Normally the kernel would just display a "panic" message and sit there waiting for human intervention. These are very rare (other than the old "VFS kernel panic, unable to mount root" that occurs when you have your kernel misconfigured for your arrangement of hard drives --- or when you change the hardware setting of your disk drives without updating your kernel (with the 'rdev' command to set the root device flags) and/or without updating your LILO or LOADLIN commands (which are usually used to pass these flags to your kernel to over-ride the compiled in defaults).
Other than that common case I think I've only seen one or two Linux kernel panics in the last 6 years. I've only had about a half dozen unexplained system lockups over that period --- and that's on about fifty Linux machines that I've managed during various portions of that time. These lockups might have been panics in situations that were so bad the kernel couldn't even display an error message, there's no way to know).
I've only had to reboot unresponsive Linux boxes about a dozen or so times in all the years I've used it. This was only a problem in the late .99 and early 1.0x kernels when I was running a very busy FTP/Web server that was simply overloaded -- the TCP/IP stack would get so congested that the system would timeout between my login name and password --- at the console (I'd've loved a working SAK --- secure attention key back then). I was glad to see the major TCP/IP re-write in between 1.2 and 2.x.

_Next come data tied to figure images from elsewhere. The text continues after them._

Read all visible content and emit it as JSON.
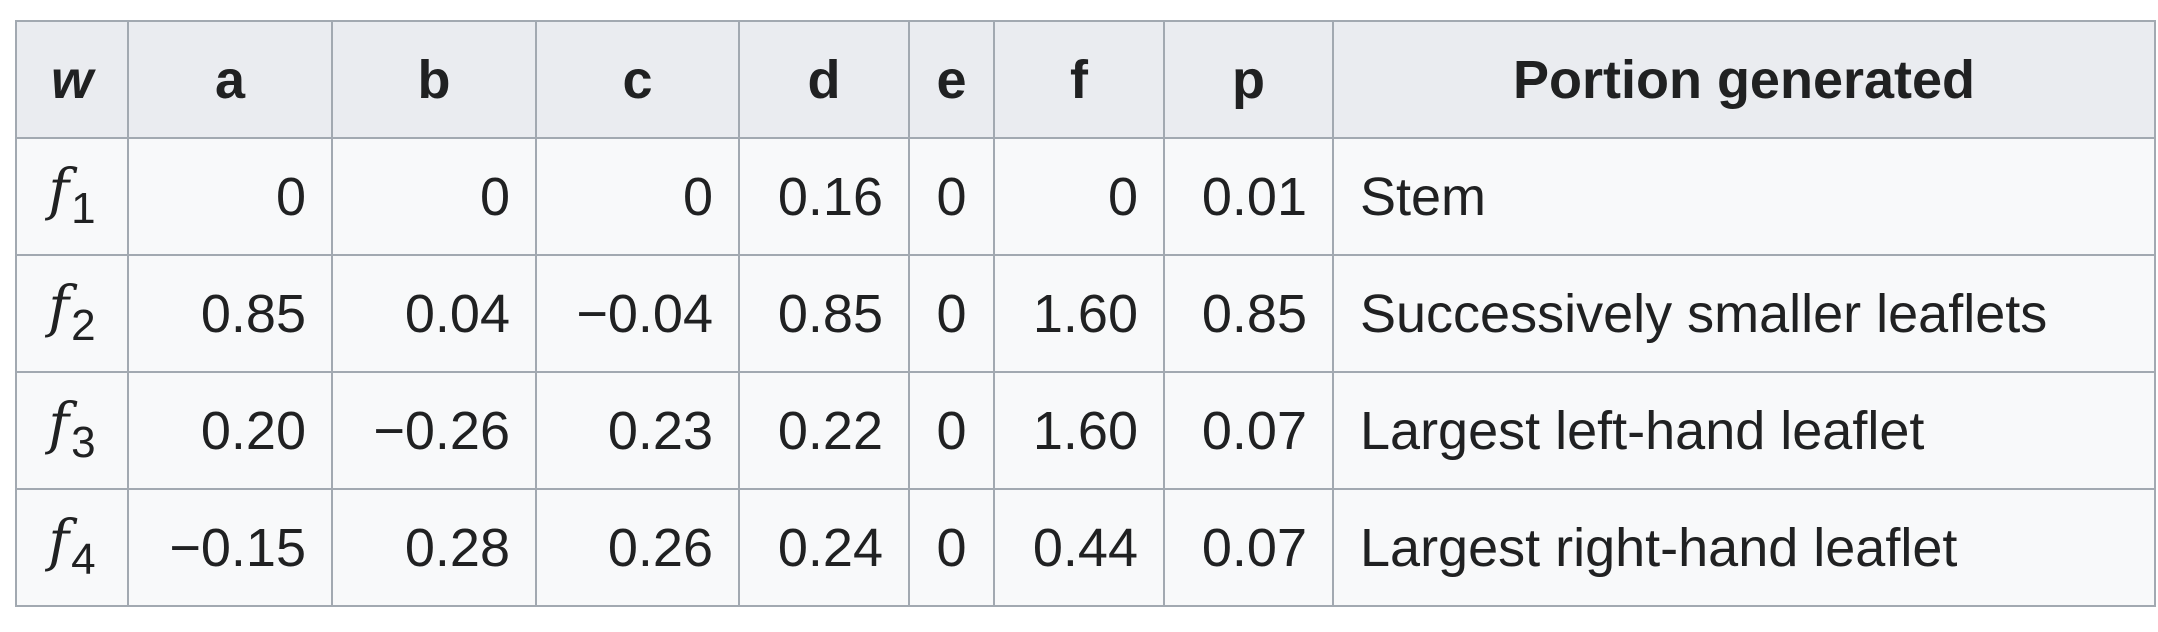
{
  "table": {
    "headers": [
      "w",
      "a",
      "b",
      "c",
      "d",
      "e",
      "f",
      "p",
      "Portion generated"
    ],
    "rows": [
      {
        "fn_letter": "f",
        "fn_sub": "1",
        "a": "0",
        "b": "0",
        "c": "0",
        "d": "0.16",
        "e": "0",
        "f": "0",
        "p": "0.01",
        "portion": "Stem"
      },
      {
        "fn_letter": "f",
        "fn_sub": "2",
        "a": "0.85",
        "b": "0.04",
        "c": "−0.04",
        "d": "0.85",
        "e": "0",
        "f": "1.60",
        "p": "0.85",
        "portion": "Successively smaller leaflets"
      },
      {
        "fn_letter": "f",
        "fn_sub": "3",
        "a": "0.20",
        "b": "−0.26",
        "c": "0.23",
        "d": "0.22",
        "e": "0",
        "f": "1.60",
        "p": "0.07",
        "portion": "Largest left-hand leaflet"
      },
      {
        "fn_letter": "f",
        "fn_sub": "4",
        "a": "−0.15",
        "b": "0.28",
        "c": "0.26",
        "d": "0.24",
        "e": "0",
        "f": "0.44",
        "p": "0.07",
        "portion": "Largest right-hand leaflet"
      }
    ]
  }
}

I'm not trying to tout Linux' horn here --- (well, maybe a little). The point is that I don't get panics and lockups often enough to see how the panic= parameter and the softdog/watchdog code would work in those situations.
However, if you enabled the panic= and/or the softdog kernel option, you may see that the machine reboots without a minute or two after your lockup (wait for ten or fifteen). This tells you that some part of the kernel was still running (and that the hardware isn't completely wigged out).
Beyond that the things to do are to take out all non-essential hardware (the sound card would be a great choice --- and the SCSI card, since you mention that your Linux partitions are on the IDE drives. As with most technical computing issues the it eventually boils down to a matter of cost. You mentioned a couple of times how you don't want to spend money on solving this problem. Ultimately the time you spend fighting with it translates to money --- and you'll have to eventually ask what your time is worth.
(The deeper part of this question is that you may find that your home machine isn't worth the time or the money and you may content yourself to just use any machines that you encounter at work, or whatever. Strange as that sounds I've had friends who refuse to keep a computer around the house specifically because they "spend enough time with them at work" and feels that "home is for family time").
At the same time I don't recommend throwing replacement components at the problem without understanding the nature of the problem. However, it may be that the best solution is to replace the motherboard and/or the video card and/or the RAM.
Troubleshooting computers is difficult work. Whole books have been devoted to the subject (I like the Win L. Rosch Hardware Bible personally --- read it years ago and should probably get an updated copy). There are also parts of the process that can't be gained from any book --- that you must learn by experience and figure out through some combination of analysis and intuition. As our computers become more sophisticated the balance seems to lean more for the intuition.